While it may sound like a 401(k) IPS is for the benefit of the plan sponsor and mitigating their fiduciary liability, a 401(k) plan that follows a well-conceived IPS will invariably provide a better retirement savings vehicle for the plan’s participants then one that doesn’t have an IPS.
Pensions, Endowments and Foundations
The IPS for a pension, foundation or endowment in some respects will be similar to an IPS for an individual client. In other aspects it is like an IPS for a 401(k) plan in that all service providers and plan information should be listed. There is generally a single portfolio and there will be a goal(s) for that portfolio. In the case of an endowment or foundation it will likely be to fund all or a portion of the operations of the educational institution or non-profit organization.

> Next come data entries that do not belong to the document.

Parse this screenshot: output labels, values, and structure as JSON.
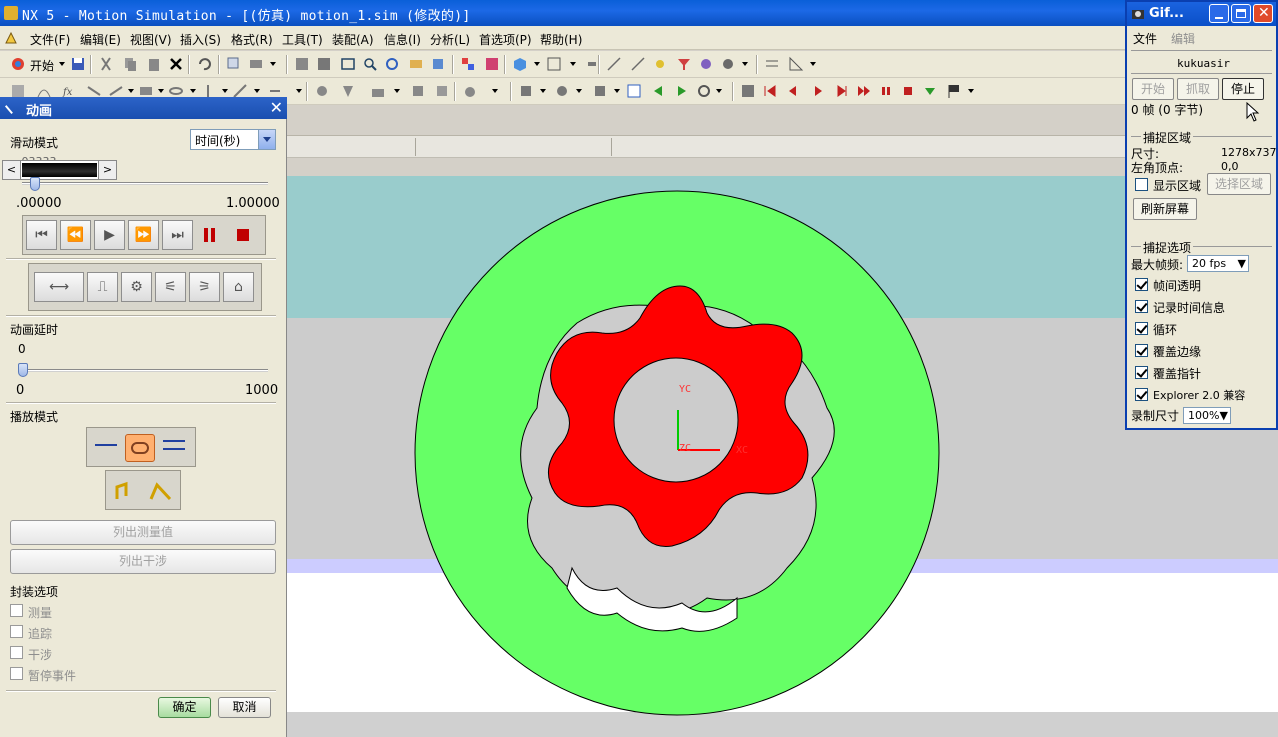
{
  "window": {
    "title": "NX 5 - Motion Simulation - [(仿真) motion_1.sim (修改的)]"
  },
  "menu": [
    "文件(F)",
    "编辑(E)",
    "视图(V)",
    "插入(S)",
    "格式(R)",
    "工具(T)",
    "装配(A)",
    "信息(I)",
    "分析(L)",
    "首选项(P)",
    "帮助(H)"
  ],
  "toolbar": {
    "start_label": "开始"
  },
  "panel": {
    "title": "动画",
    "slide_mode_label": "滑动模式",
    "slide_mode_value": "时间(秒)",
    "time_readout": ".03333",
    "time_min": ".00000",
    "time_max": "1.00000",
    "time_progress": 0.033,
    "delay_label": "动画延时",
    "delay_value": "0",
    "delay_min": "0",
    "delay_max": "1000",
    "playmode_label": "播放模式",
    "list_measure": "列出测量值",
    "list_interference": "列出干涉",
    "pkg_label": "封装选项",
    "pkg_items": [
      "测量",
      "追踪",
      "干涉",
      "暂停事件"
    ],
    "ok": "确定",
    "cancel": "取消"
  },
  "viewport": {
    "axis_yc": "YC",
    "axis_xc": "XC",
    "axis_zc": "ZC",
    "colors": {
      "outer_ring": "#66ff66",
      "gear": "#ff0000",
      "bg_top": "#99cccc",
      "bg_mid": "#cccccc",
      "bg_band": "#ccccff"
    }
  },
  "gif": {
    "title": "Gif...",
    "menu_file": "文件",
    "menu_edit": "编辑",
    "user": "kukuasir",
    "btn_start": "开始",
    "btn_capture": "抓取",
    "btn_stop": "停止",
    "frames": "0 帧 (0 字节)",
    "capture_area": "捕捉区域",
    "size_label": "尺寸:",
    "size_value": "1278x737",
    "topleft_label": "左角顶点:",
    "topleft_value": "0,0",
    "show_area": "显示区域",
    "select_area": "选择区域",
    "refresh": "刷新屏幕",
    "capture_opts": "捕捉选项",
    "max_fps_label": "最大帧频:",
    "max_fps_value": "20 fps",
    "opts": [
      "帧间透明",
      "记录时间信息",
      "循环",
      "覆盖边缘",
      "覆盖指针",
      "Explorer 2.0 兼容"
    ],
    "rec_size_label": "录制尺寸",
    "rec_size_value": "100%"
  }
}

In the case of a pension the goal will be to provide benefits for the beneficiaries of the pension plan and to meet actuarial funding requirements.
There will be criteria for the section, monitoring and replacement of investments. A target asset allocation should be included as should a target rate of return. For endowments and foundations there should be language regarding the target level for annual withdrawals. In some cases there may be restrictions listed as to areas available for investment. For example, a Catholic organization may want to refrain from investing in companies that sell birth control products.
There needs to be monitoring criteria for the investments and for the portfolio’s returns based on an agreed upon benchmark. The IPS and the investment process outlined provide a level of fiduciary protection for pension plan sponsors and the investment committees of endowments, foundations and other non-profits.
The Bottom Line
An Investment Policy Statement is an excellent tool for financial advisors to create roadmap, a game plan if you will, to manage client portfolios. Though the format may vary a bit, an IPS is equally applicable for individual clients, 401(k) plan sponsors and other institutional clients such as pension plans, foundations and endowments.